OK, here is one of my pet peeves and something I think is plaguing what we call science today (and why it is mostly pseudo-science) - that tone of the article assumes that life existed and we have just not been able to find it. What this means is *we do not know*. True, that means we may have dug it up and not know, but consider the following re-writing of the synopsis:
"A new study suggests that the Viking Landers used a flawed method to detect organic compounds. Because of the methodology used to detect organics all results would have been negative. The findings may suggest specific strategies that would improve on the way organic compounds are detected on the red planet."
and you frankly have a totally different report on the matter. The latter *is* science, the former is opinion and faith masquerading as science and our schools do *nothing whatsoever* to teach the difference. Indeed, they *encourage* the the pseudo-science. If you want to see what I think is going to eventually cause a total collapse of our society it is this - not the Democrats, not the Republicans, not Christians, not Muslims, not whatever social construct you want to pick. Those may be the final cause just as "emphysema" may go down as the report as to why a 4 pack a day cigarette smoker dies, but it isn't really the true cause. It is what allows that to occur and prevents it from being fought.

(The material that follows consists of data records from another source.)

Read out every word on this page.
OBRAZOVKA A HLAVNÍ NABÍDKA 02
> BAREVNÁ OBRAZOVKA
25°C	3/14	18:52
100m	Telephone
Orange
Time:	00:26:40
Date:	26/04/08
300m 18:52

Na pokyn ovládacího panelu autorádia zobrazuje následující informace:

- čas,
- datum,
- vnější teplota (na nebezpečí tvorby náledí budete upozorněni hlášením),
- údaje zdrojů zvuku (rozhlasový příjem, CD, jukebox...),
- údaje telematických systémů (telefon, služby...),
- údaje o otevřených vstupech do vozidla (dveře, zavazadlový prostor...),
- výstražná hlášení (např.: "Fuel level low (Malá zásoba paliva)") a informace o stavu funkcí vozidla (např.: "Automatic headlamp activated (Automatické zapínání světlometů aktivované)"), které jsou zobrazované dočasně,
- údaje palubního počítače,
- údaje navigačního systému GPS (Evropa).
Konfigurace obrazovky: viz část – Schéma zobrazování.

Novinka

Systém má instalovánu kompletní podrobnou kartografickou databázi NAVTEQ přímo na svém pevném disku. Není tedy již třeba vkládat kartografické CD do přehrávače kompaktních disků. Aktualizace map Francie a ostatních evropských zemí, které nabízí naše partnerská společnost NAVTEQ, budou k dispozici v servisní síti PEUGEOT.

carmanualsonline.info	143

It is difficult to mount an attack on the so called "intelligent design" for that very reason. In the current state what the public face of science offers tends to simply be a thinly veiled pseudo-scientific version more based on what the person believes than what is shown to be true. As such it allows crazy ideas to flourish. If, instead, science had focused on what it *does* know, admitted that things it doesn't know could be true (even if you stated probably not), then crazy ideas like the current version of Intelligent Design would mostly drop away. As is it just becomes whose faith do you want to believe. Sadly real academic papers tend to understand this, it is when either journalists or individual scientists that can't separate their faith from their research speak (and the journalist who give them too much space to spout out their believes) that are causing it.

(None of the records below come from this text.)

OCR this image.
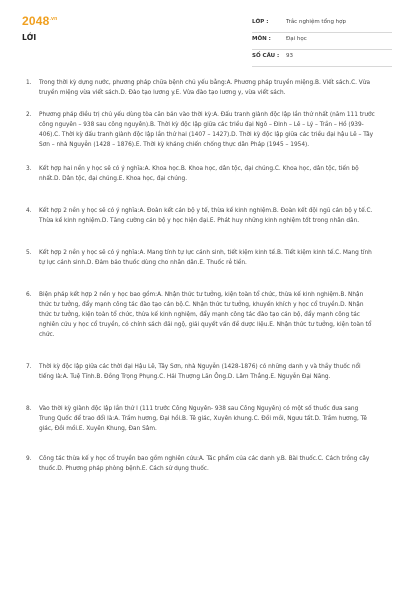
$2048^{.vn}$
LỚI
LỚP :	Trắc nghiệm tổng hợp
MÔN :	Đại học
SỐ CÂU : 93
1. Trong thời kỳ dựng nước, phương pháp chữa bệnh chủ yếu bằng:A. Phương pháp truyền miệng.B. Viết sách.C. Vừa truyền miệng vừa viết sách.D. Đào tạo lương y.E. Vừa đào tạo lương y, vừa viết sách.
2. Phương pháp điều trị chủ yếu dùng tòa căn bản vào thời kỳ:A. Đấu tranh giành độc lập lần thứ nhất (năm 111 trước công nguyên – 938 sau công nguyên).B. Thời kỳ độc lập giữa các triều đại Ngô – Đinh – Lê – Lý – Trần – Hồ (939-406).C. Thời kỳ đấu tranh giành độc lập lần thứ hai (1407 – 1427).D. Thời kỳ độc lập giữa các triều đại hậu Lê – Tây Sơn – nhà Nguyễn (1428 – 1876).E. Thời kỳ kháng chiến chống thực dân Pháp (1945 – 1954).
3. Kết hợp hai nền y học sẽ có ý nghĩa:A. Khoa học.B. Khoa học, dân tộc, đại chúng.C. Khoa học, dân tộc, tiến bộ nhất.D. Dân tộc, đại chúng.E. Khoa học, đại chúng.
4. Kết hợp 2 nền y học sẽ có ý nghĩa:A. Đoàn kết cán bộ y tế, thừa kế kinh nghiệm.B. Đoàn kết đội ngũ cán bộ y tế.C. Thừa kế kinh nghiệm.D. Tăng cường cán bộ y học hiện đại.E. Phát huy những kinh nghiệm tốt trong nhân dân.
5. Kết hợp 2 nền y học sẽ có ý nghĩa:A. Mang tính tự lực cánh sinh, tiết kiệm kinh tế.B. Tiết kiệm kinh tế.C. Mang tính tự lực cánh sinh.D. Đảm bảo thuốc dùng cho nhân dân.E. Thuốc rẻ tiền.
6. Biện pháp kết hợp 2 nền y học bao gồm:A. Nhận thức tư tưởng, kiện toàn tổ chức, thừa kế kinh nghiệm.B. Nhận thức tư tưởng, đẩy mạnh công tác đào tạo cán bộ.C. Nhận thức tư tưởng, khuyến khích y học cổ truyền.D. Nhận thức tư tưởng, kiện toàn tổ chức, thừa kế kinh nghiệm, đẩy mạnh công tác đào tạo cán bộ, đẩy mạnh công tác nghiên cứu y học cổ truyền, có chính sách đãi ngộ, giải quyết vấn đề dược liệu.E. Nhận thức tư tưởng, kiện toàn tổ chức.
7. Thời kỳ độc lập giữa các thời đại Hậu Lê, Tây Sơn, nhà Nguyễn (1428-1876) có những danh y và thầy thuốc nổi tiếng là:A. Tuệ Tĩnh.B. Đồng Trọng Phụng.C. Hải Thượng Lãn Ông.D. Lâm Thắng.E. Nguyễn Đại Năng.
8. Vào thời kỳ giành độc lập lần thứ I (111 trước Công Nguyên- 938 sau Công Nguyên) có một số thuốc đưa sang Trung Quốc để trao đổi là:A. Trầm hương, Đại hồi.B. Tê giác, Xuyên khung.C. Đồi mồi, Ngưu tất.D. Trầm hương, Tê giác, Đồi mồi.E. Xuyên Khung, Đan Sâm.
9. Công tác thừa kế y học cổ truyền bao gồm nghiên cứu:A. Tác phẩm của các danh y.B. Bài thuốc.C. Cách trồng cây thuốc.D. Phương pháp phòng bệnh.E. Cách sử dụng thuốc.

There is not a *single* thing in *any* evolutionary theory that has any say - positive or negative - about if there is an intelligence behind it. Once you choose one of those paths you are operating on faith. Once you choose that life exists outside of our planet you are operating on faith, not science. That it is more likely either true of false is *not* that same things as it *being* true or false, you can work based on assumptions (and often have no choice) but once it becomes such an ingrained idea that it is true by default then you are simply having faith in something despite the evidence. Once that happens it then becomes an argument of faith, not science and you compete with more popular faiths.
------- Sorry about the spelling, I suffer from two problems. Dyslexia makes it difficult to spell well, lazy makes it
As I read this, I had a mental image of a NASA lander on Mars, pointing all its sensors one way, while a bunch of little green men stood behind it, making fun of the machine's inability to look backwards.
I think it's incredible that those hardy Scandinavian reavers made it off world at all.
Leif, not Lief.
Did anyone else read the headline, thought about the Vikings that landet in america around 800 and thought: Martians in the early america? WTF?
Well, I suppose that missing martian organics ist still better than missing martians' organs ...
Yours sincerely,
Anonymous Coward
My first take on the submission was that those nice gentlemen with the funny horned helmets should have been looking out for alien organic compounds, but of course Mars is a long way to sail (or even row), no matter how hard you flog your crew...
I have *no* idea what you're saying here. You're one sassy frood who really knows where his towel's at.
That's only because I'm here, which is only because I'm bored.